Netralitas ASN Terkendala Kepala Daerah
KOMPAS - Senin, 05 Februari 2018 - 5 Februari 2018
Kepala daerah, yang merupakan jabatan politik, sesuai regulasi merupakan pejabat pembina kepegawaian yang menentukan nasib karier aparatur sipil negara.
Posisi kepala daerah sebagai pejabat pembina kepegawaian membuat aparatur sipil negara sulit diharapkan sepenuhnya netral dalam penyelenggaraan pemilihan kepala daerah. Kepala daerah yang merupakan jabatan politik memberikan petahana peluang memengaruhi aparatur sipil negara agar turut memenangkannya dalam pemilihan kepala daerah.
Direktur Eksekutif Komite Pemantauan Pelaksanaan Otonomi Daerah (KPPOD) Robert Endi Jaweng, di Jakarta, Minggu (4/2), mengatakan, menjadi satunya tanggung jawab pejabat pembina kepegawaian (PPK) pada kepala daerah adalah salah satu alasan struktural yang menyebabkan netralitas sulit terjadi di daerah. Menurut Endi, para aparatur sipil negara (ASN) merasa nasib karier dan masa depan mereka berada di tangan kepala daerah.
Dalam Pasal 375 Ayat (4) Undang-Undang Nomor 32 Tahun 2014 tentang Otonomi Daerah disebutkan, salah satu tugas kepala daerah, dalam hal ini gubernur, adalah pembina umum dalam hal kepegawaian di daerah. Pada UU Nomor 43 Tahun 1999 tentang Pokok-pokok Kepegawaian Negara dan Peraturan Pemerintah Nomor 9 Tahun 2003 tentang Wewenang
Pengangkatan, Pemindahan, dan Pemberhentian PNS disebutkan kewenangan PPK di daerah yang cukup luas, mulai dari pengangkatan hingga pemberhentian.
Kewenangan PPK yang luas itulah, menurut Endi, membuat ASN mendekatkan diri kepada pasangan calon kepala daerah yang berpeluang besar memenangkan pemilihan kepala daerah (pilkada).
“Jadi, memang ketakutan mereka kepada kepala daerah sangat tinggi karena menyangkut hidup mereka. Kalau PPK berada di bupati atau wali kota, mereka akan takut kepada PPK dalam hal ini kepala daerah dibandingkan APIP (aparat pengawasan intern pemerintah). Sebab, nasib dan masa depan mereka ada di tangan PPK,” tutur Endi.
Banyak laporan
Pemerintah telah menerbitkan aturan, di antaranya dengan surat edaran, untuk menjaga netralitas ASN. Namun, tanpa pengawasan yang serius di lapangan, surat tersebut tidak cukup efektif menjaga netralitas ASN dalam pilkada.
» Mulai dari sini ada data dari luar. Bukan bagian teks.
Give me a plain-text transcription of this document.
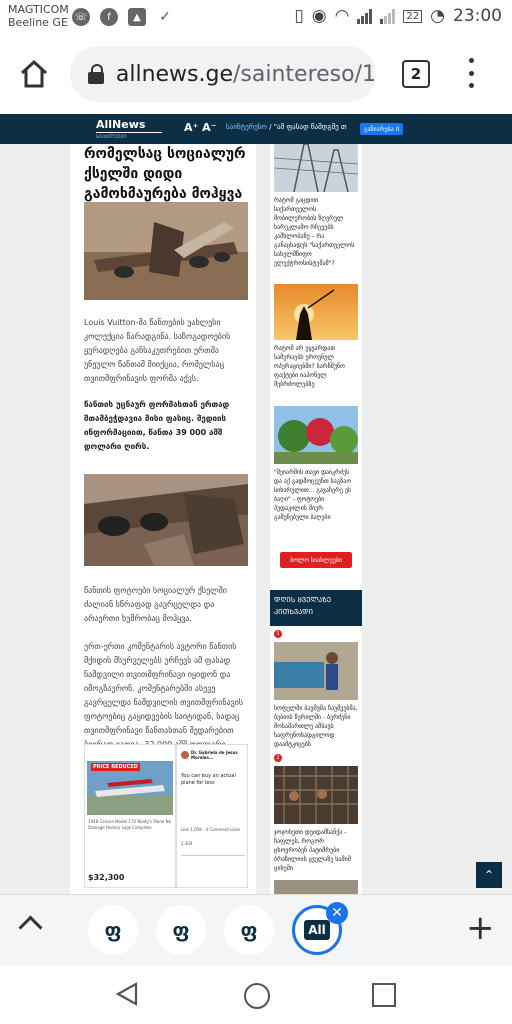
MAGTICOM
Beeline GE ☏	f	▲	✓	▯ ◉ ◠	22 ◔ 23:00
allnews.ge/saintereso/1	2
AllNews
ᲡᲘᲐᲮᲚᲔᲔᲑᲘ
A⁺ A⁻ საინტერესო / "ამ ფასად წამდგმე თ	გაზიარება 0
რომელსაც სოციალურ ქსელში დიდი გამოხმაურება მოჰყვა
Louis Vuitton-მა წანთების უახლესი კოლექცია წარადგინა. საზოგადოების ყურადღება განსაკუთრებით ერთმა უნეულო წანთამ მიიქცია, რომელსაც თვითმფრინავის ფორმა აქვს.
წანთის უცნაურ ფორმასთან ერთად შთამბეჭდავია მისი ფასიც. მედიის ინფორმაციით, წანთა 39 000 აშშ დოლარი ღირს.
წანთის ფოტოები სოციალურ ქსელში ძალიან სწრაფად გავრცელდა და არაერთი ხუმრობაც მოჰყვა.
ერთ-ერთი კომენტარის ავტორი წანთის მქიდის მსურველებს ურჩევს ამ ფასად ნამდვილი თვითმფრინავი იყიდონ და იმოგზაურონ. კომენტარებში ასევე გავრცელდა ნამდვილის თვითმფრინავის ფოტოებიც გაყიდვების საიტიდან, სადაც თვითმფრინავი წანთასთან შედარებით
PRICE REDUCED
1948 Cessna Model 170 Beaty's Plane No Damage History Logs Complete
$32,300
Dr. Gabriela de Jesus Morales...
You can buy an actual plane for less
Like 1,058 · 4 Comment Likes
2,304
რატომ გაცდით საქართველოს მობილურობის ზღვრულ სარეკლამო რჩევებს კაშხლობაზე – რა განაცხადეს "საქართველოს სახელმწიფო ელექტროსისტემამ"?
რატომ არ უყვარდათ სამურაებს ეროვნულ ოპერაციებში? სარწმუნო ფაქტები იაპონელ მებრძოლებზე
"შეიარმის თავი დაიკრძეს და აქ გადმოცეუნთ საგზაო სიხარულით... გავაჩერე ეს ბაღი" - ფოტოები პუდაკილის მიერ გაშენებული ბაღები
ბოლო სიახლეები
ᲓᲦᲘᲡ ᲧᲕᲔᲚᲐᲖᲔ ᲙᲘᲗᲮᲕᲐᲓᲘ
1
სოფელში ბავშვმა ჩაუშვებმა, ბებიის წერილში - ბერძენი მოსამართლე ამბავს საფრენოსადგილოდ დაამტკიცებს
2
ჯოჯოხეთი დეიდამსანქა - ჩაფლეს, როგორ ცხოვრობენ პატიმრები ბრაზილიის ყველაზე საშიშ ციხეში	⌃
ფ	ფ	ფ	All	+
✕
Secara terpisah, Wakil Ketua Komisi Aparatur Sipil Negara II (KASN) Irham Dilmy menuturkan, temuan di daerah cukup banyak ketika proses kontestasi politik di daerah baru pada tahap persiapan. Laporan yang masuk lebih banyak menyinggung netralitas PNS di daerah, terutama yang diduga menyalahgunakan kewenangannya.
Beberapa laporan yang diterima KASN sebagai bentuk ASN tidak netral dalam pilkada, misalnya, memberi tanda suka atas unggahan salah satu kandidat kepala daerah di media sosial. Irham mengatakan, ada juga yang terang-terangan mengantar pasangan bakal calon kepala daerah mendaftar ke Komisi Pemilihan Umum Daerah.
Sesuai data Kementerian Dalam Negeri, ada 154 ASN yang mendaftar sebagai bakal calon kepala daerah dalam Pilkada 2018. Kemendagri juga mencatat ada 1.256 laporan dan 878 temuan pelanggaran ASN pada pilkada serentak 2017.
Pakta integritas
Selain itu, penangkapan sejumlah kepala daerah dalam kasus korupsi juga menunjukkan rendahnya keseriusan mereka membangun tata kelola pemerintahan yang akuntabel. Padahal, mereka telah membuat pakta integritas bekerja sama dengan Komisi Pemberantasan Korupsi untuk mencegah praktik korupsi di lingkungan kerjanya.
“Orang-orang seperti ini pada akhirnya akan tumbang satu per satu karena perilaku mereka sendiri. Karena telah mengkhianati orang yang dipimpinnya. Prosesnya berjalan seperti saringan, mana yang komitmennya palsu, mana yang serius,” kata Febri, Sabtu (3/2).